The bay was no sooner on his feet than he began to make the most desperate attempts to shake off his rider, but all to no purpose. When he reared, Archie pounded him between the ears with his clenched hand; and when he kicked, he used his spurs with such hearty good-will that the horse was glad to desist. During all the terrific struggle Archie was as cool as a cucumber and was never once moved from his seat. Failing in his efforts to throw his rider, the bay tried to run, and this Archie not only permitted, but encouraged. There were two well-beaten paths at this point, one running to the right and the other to the left around the valley, and when the bay showed a desire to try his speed his rider turned him into one of these paths and touched him gently with the lariat, which he had managed to gather up, and now held in a coil in his right hand. The horse responded on the instant, and with a few rapid bounds carried Archie out of sight behind the trees. The boys stood listening to the sound of his hoofs for a moment, and then turned and looked at each other.
“That is something I never saw done before,” said Eugene, at length.
“And if anybody had told me that it could be done, I wouldn’t have believed him,” added Fred. “He will probably go on around the valley, and as that is a good ten-mile ride, we shall have plenty of time to make the camp and get something to eat before he returns.”
The boys watered the horses at the little brook that ran from the spring, staked out their own animals (having no lasso with which to picket Archie’s horse they hobbled him with a halter so that he could not stray far away) and then went to work to prepare breakfast.
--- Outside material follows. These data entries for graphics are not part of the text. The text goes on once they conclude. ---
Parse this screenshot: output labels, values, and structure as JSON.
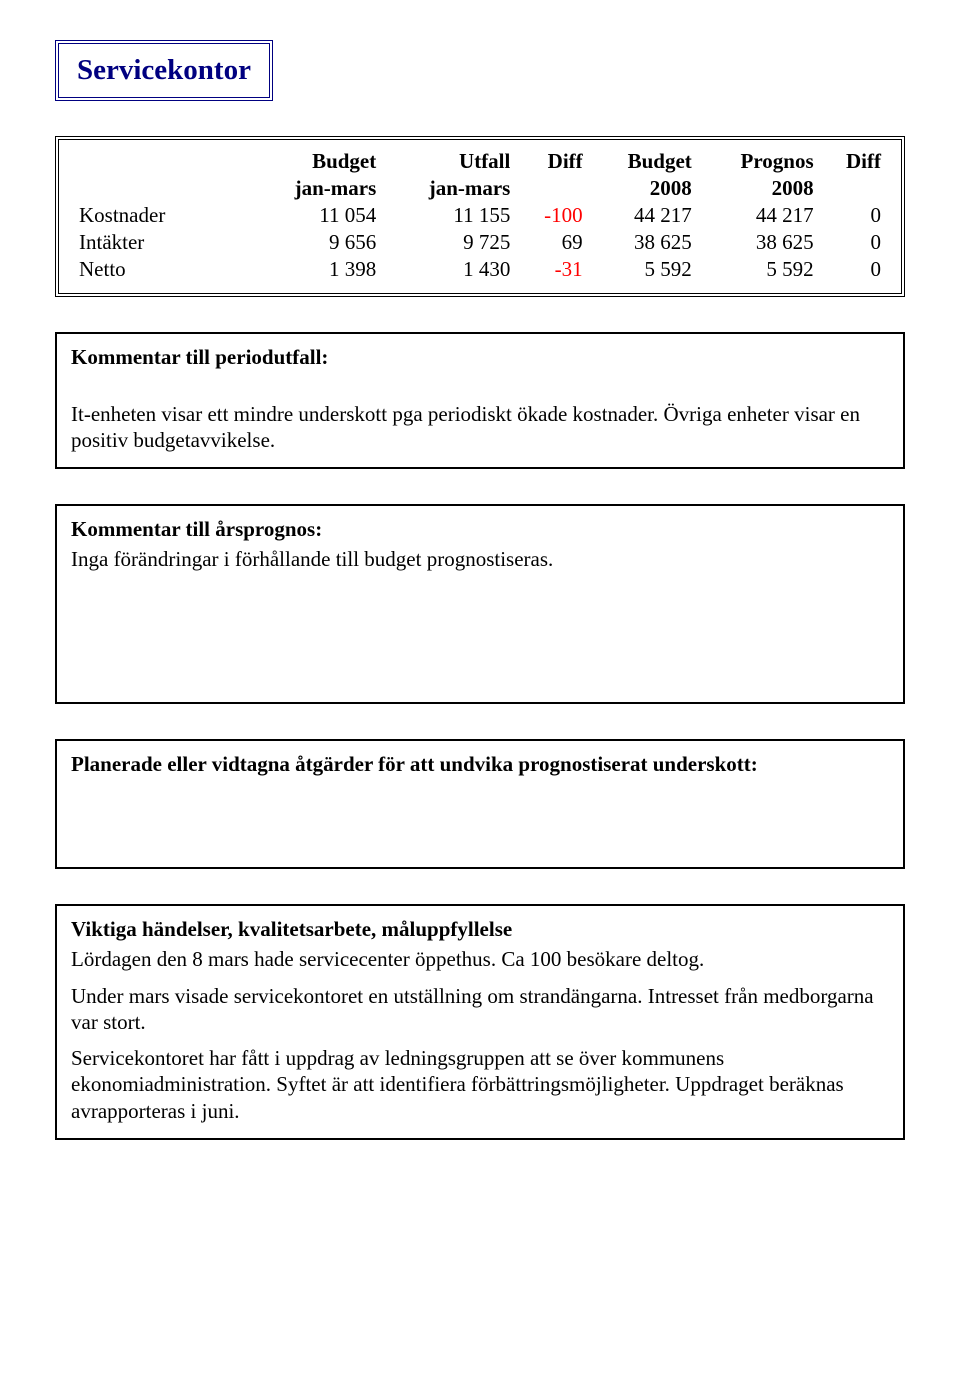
{
  "title": "Servicekontor",
  "colors": {
    "title_border": "#000080",
    "title_text": "#000080",
    "negative": "#ff0000",
    "text": "#000000",
    "background": "#ffffff",
    "box_border": "#000000"
  },
  "table": {
    "header_row1": [
      "",
      "Budget",
      "Utfall",
      "Diff",
      "Budget",
      "Prognos",
      "Diff"
    ],
    "header_row2": [
      "",
      "jan-mars",
      "jan-mars",
      "",
      "2008",
      "2008",
      ""
    ],
    "rows": [
      {
        "label": "Kostnader",
        "cells": [
          "11 054",
          "11 155",
          "-100",
          "44 217",
          "44 217",
          "0"
        ],
        "neg_idx": [
          2
        ]
      },
      {
        "label": "Intäkter",
        "cells": [
          "9 656",
          "9 725",
          "69",
          "38 625",
          "38 625",
          "0"
        ],
        "neg_idx": []
      },
      {
        "label": "Netto",
        "cells": [
          "1 398",
          "1 430",
          "-31",
          "5 592",
          "5 592",
          "0"
        ],
        "neg_idx": [
          2
        ]
      }
    ],
    "font_size": 21
  },
  "sections": {
    "periodutfall": {
      "heading": "Kommentar till periodutfall:",
      "body": [
        "It-enheten visar ett mindre underskott pga periodiskt ökade kostnader. Övriga enheter visar en positiv budgetavvikelse."
      ]
    },
    "arsprognos": {
      "heading": "Kommentar till årsprognos:",
      "body": [
        "Inga förändringar i förhållande till budget prognostiseras."
      ]
    },
    "atgarder": {
      "heading": "Planerade eller vidtagna åtgärder för att undvika prognostiserat underskott:",
      "body": []
    },
    "handelser": {
      "heading": "Viktiga händelser, kvalitetsarbete, måluppfyllelse",
      "body": [
        "Lördagen den 8 mars hade servicecenter öppethus. Ca 100 besökare deltog.",
        "Under mars visade servicekontoret en utställning om strandängarna. Intresset från medborgarna var stort.",
        "Servicekontoret har fått i uppdrag av ledningsgruppen att se över kommunens ekonomiadministration. Syftet är att identifiera förbättringsmöjligheter. Uppdraget beräknas avrapporteras i juni."
      ]
    }
  }
}
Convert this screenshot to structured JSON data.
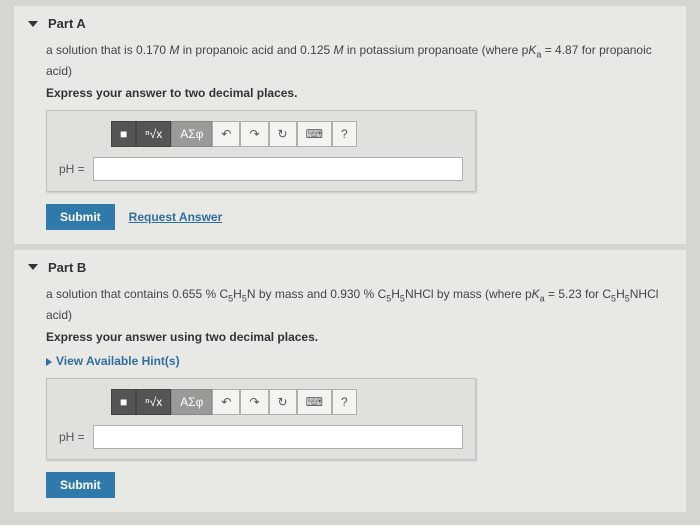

From one of the bundles Fred brought to light a small sheet-iron camp-kettle, a coffee-pot and a hatchet. While he was undoing another, which contained the small supply of bacon and hard-tack they had remaining, Eugene picked up the hatchet, and in a few minutes had split up dry wood enough to start a roaring fire. The camp-kettle was filled with water from the spring, several slices of bacon placed around the fire on spits to roast, and then the two boys threw themselves on their blankets to take a few minutes’ rest after their twenty-four hours in the saddle, and to await Archie’s return.
He came much sooner than they expected, and they saw at a glance that that ten-mile gallop had taken considerable of the wild spirit out of the bay. He looked as if he had been driven through a stream of water; his breast was flecked with foam, and, although he still kept his ears laid back close to his head and showed a good deal of the white of his eye, he did not kick and plunge as he had done at starting, and seemed quite willing to stop when his rider gave him the word.
“Well?” said both the boys at once.
There was a good deal of meaning in that little word, and Archie rightly interpreted it. Fred and Eugene were anxious to know if their new horse was swift enough to beat the black.
“I don’t know,” replied Archie, drawing his shirt-sleeve across his forehead; “I am not yet prepared to say. The horse was tired when he got here, and as the path around the valley is rocky and full of logs and brush, he didn’t have a chance to show himself. But he moves as if he were set on springs and clears a good stretch of country at a jump, and there is no telling what he may do after he has had a good rest. Want to try him, either of you?”
“Well, n—no,” replied Fred, with so comical an expression that Archie and Eugene laughed outright. “I believe I’ve ridden far enough for one day.”
“Then I’ll walk him up and down till he gets cooled off a little,” said Archie. “After that we’ll tie him to a tree and blanket him. In the meantime, if you don’t know what else to do, you might cook some breakfast.”